Cubology
March 4th 2008 -
Dr. Leanne Rylands, the very cool head of CS at the University of Western Sydney, gave a talk at work a couple of weeks ago. It was about her experiences as a woman in science/engineering, and was very interesting (apparently the University of Western Sydney has about 30% women undergraduates, which is about the level when a minority group stops feeling as much a minority) particulary as it reflected Veronica’s experiences and concerns.
At the end of the talk, she talked about her abiding fascination with Rubik’s cubes (nothing to do with her talk, just something she was interested in, and something people wanted to hear). She conveyed her enthusiasm so well that I subsequently gushed about it to Veronica and Kat, and Kat bought me a cube for my birthday.

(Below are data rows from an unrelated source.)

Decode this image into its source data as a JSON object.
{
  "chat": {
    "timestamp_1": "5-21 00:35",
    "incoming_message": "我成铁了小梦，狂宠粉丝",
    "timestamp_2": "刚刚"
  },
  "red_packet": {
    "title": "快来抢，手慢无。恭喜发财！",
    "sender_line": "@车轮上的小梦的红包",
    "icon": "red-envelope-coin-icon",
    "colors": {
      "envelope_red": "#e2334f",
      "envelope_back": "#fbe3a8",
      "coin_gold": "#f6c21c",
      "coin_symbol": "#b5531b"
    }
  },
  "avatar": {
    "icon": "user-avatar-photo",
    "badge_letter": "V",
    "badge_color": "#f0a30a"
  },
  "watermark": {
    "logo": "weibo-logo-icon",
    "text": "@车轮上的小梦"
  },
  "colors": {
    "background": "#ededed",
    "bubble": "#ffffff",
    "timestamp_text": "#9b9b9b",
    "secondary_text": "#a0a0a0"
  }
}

So, for the past two weeks I’ve been messing about with a cube. Mr. McLeish is a rather skilled cubologist and has been helping me out. What fascinates me is that there are methods out there that use almost no “programmed” sequences – you can solve the entire thing using logic. When I was growing up, I had a cube or two, and I always got frustrated with them and pulled them apart. It seemed to me when I read about solutions that they tended to be magical solutions, algorithms that people have worked out through trial and error, such that when the cube is in such-and-such a state, you apply such-and-such a series of moves. Boring. And not true! While there are many techniques that are the aforementioned, the Heise method is quite cool, though not terribly well explained on the linked website.
Marco Says:
March 8th, 2008 at 1:08 pm
I used to solve the rubik’s cube back in late primary early high school. Recently Nik got a Rubik’s cube and I started to learn the petrus method and it was considerably more efficient than the methods I learnt 25 years previously. My all-time speed record is still unchanged, however, at 70 seconds :(
admin Says:
March 10th, 2008 at 8:46 am
The Petrus method and the Heise method are really similar – actually, I started on the Petrus method! But I disliked the memorised sequences on the final face, so I moved to the Heise method, which is more about giving you the tools to work out the sequences yourself.